Entre Terre et Mer: L’esprit de Résilience aux Seychelles
This film explores how Seychellois communities have drawn strength and creativity from both land and sea in the face of colonisation, slavery and ecological change. Through the stories of the Forest Girl, the Fisherwoman, and the Octopus Queen, the film highlights women’s central role in navigating the forest, fishing the deep sea, and passing down intergenerational knowledge.
For Prof Boswell and Dr Thornton, “across these seven films, the research illuminates Africa’s coastal, desert, riverine and island ecologies as living archives of cultural memory, ecological knowledge, and spiritual connection. Each story reveals how people sustain belonging and identity through intimate relationships with place.”
Through a decolonial lens, the research calls for reimagining heritage governance and policy to honour Indigenous epistemologies, women’s knowledge systems, and community-led custodianship. Ultimately, the series affirms that resilience emerges where memory meets renewal. When people return to the land and sea not only to remember, but to reweave futures grounded in justice, reciprocity, and hope.
Prince Zolile Burns-Ncamashe and Professor Andre Keet
Deputy Minister of the Department of Co-operative Governance and Traditional Affairs, Prince Zolile Burns-Ncamashe, said at the launch, “It’s important to acknowledge young people (here) because we owe everything to the future generations – we have a duty to make sure that whatever we do, it engraves a footprint we can proudly bequeath to future generations.”
When young people evaluate the heritage that is handed over to them, the older generation could be labelled heroes or traitors.
“Heritage preservation has been predominantly emphasised by tangible assets such as monuments and landmarks.” However, Nelson Mandela University has dedicated itself to “illuminate the often overlooked domain of intangible cultural heritage, encompassing the rituals, beliefs, practices and symbols that embody the live experience of coastal peoples”.

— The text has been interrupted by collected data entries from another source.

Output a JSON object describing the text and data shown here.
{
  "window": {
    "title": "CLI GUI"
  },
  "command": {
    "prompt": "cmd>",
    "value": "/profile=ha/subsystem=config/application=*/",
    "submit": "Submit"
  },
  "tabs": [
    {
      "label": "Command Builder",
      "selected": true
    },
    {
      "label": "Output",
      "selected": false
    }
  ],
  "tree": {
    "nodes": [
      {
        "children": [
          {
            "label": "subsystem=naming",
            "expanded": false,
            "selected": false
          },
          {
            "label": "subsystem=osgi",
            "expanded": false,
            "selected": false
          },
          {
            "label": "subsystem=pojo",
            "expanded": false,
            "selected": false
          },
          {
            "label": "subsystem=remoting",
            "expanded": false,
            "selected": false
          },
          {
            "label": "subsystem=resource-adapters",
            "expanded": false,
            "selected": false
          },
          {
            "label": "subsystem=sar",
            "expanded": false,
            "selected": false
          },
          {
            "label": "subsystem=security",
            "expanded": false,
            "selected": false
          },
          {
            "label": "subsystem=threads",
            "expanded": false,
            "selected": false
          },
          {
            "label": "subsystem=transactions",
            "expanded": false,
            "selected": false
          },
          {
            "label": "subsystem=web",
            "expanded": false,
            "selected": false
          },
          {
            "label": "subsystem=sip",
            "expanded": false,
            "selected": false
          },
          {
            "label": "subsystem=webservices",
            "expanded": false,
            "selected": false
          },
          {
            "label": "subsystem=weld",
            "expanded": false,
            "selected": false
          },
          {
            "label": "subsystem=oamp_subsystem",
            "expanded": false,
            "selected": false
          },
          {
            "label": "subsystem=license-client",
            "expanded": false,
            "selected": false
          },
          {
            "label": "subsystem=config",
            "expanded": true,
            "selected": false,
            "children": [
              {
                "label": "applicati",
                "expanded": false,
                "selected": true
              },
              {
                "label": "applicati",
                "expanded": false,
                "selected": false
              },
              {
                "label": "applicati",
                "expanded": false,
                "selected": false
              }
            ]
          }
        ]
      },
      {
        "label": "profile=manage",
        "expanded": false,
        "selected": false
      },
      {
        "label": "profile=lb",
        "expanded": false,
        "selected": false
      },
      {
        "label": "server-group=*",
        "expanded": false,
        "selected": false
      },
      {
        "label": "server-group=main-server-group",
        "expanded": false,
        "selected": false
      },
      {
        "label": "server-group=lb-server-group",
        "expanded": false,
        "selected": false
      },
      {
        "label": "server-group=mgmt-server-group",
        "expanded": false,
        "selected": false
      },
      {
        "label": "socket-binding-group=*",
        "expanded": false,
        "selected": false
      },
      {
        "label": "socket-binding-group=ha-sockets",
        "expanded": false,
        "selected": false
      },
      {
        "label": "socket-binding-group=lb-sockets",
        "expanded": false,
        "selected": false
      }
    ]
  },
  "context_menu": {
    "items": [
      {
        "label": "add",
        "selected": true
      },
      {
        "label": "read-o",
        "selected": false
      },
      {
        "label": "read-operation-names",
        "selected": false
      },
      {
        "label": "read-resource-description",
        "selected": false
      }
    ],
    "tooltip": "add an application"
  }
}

He said at the heart of coastal communities lies the profound connection to the ocean, which shapes the identities, traditions and ways of life to an intangible cultural heritage such oral history, rituals, preaching practices and ecological knowledge passed down across generations.
“The Department of Co-operative Government and Traditional Affairs can strengthen this bond by empowering traditional Khoi and San leadership structures to lead community-driven efforts” in documenting and revitalising these practices.
The deputy minister referred to the former German Chancellor Angela Merkel addressing Parliament in German through an interpreter, a few years ago, while other world leaders address meetings of the United Nations in their own language.
He said his department can promote the use of indigenous languages and needs to ensure that resources are invested to develop lexicography and preserve indigenous knowledge for future generations.
Professor Andre Keet, Deputy Vice-Chancellor: Engagement and Transformation, said in his welcoming remarks that the University is grateful for the trust and generosity of leaders of the communities that participated in the research.
“A university that better engages with its publics on an equal footing will be a university that will be better transformed.” The University needs to become a regular, normal citizen among other citizens and this project epitomises that.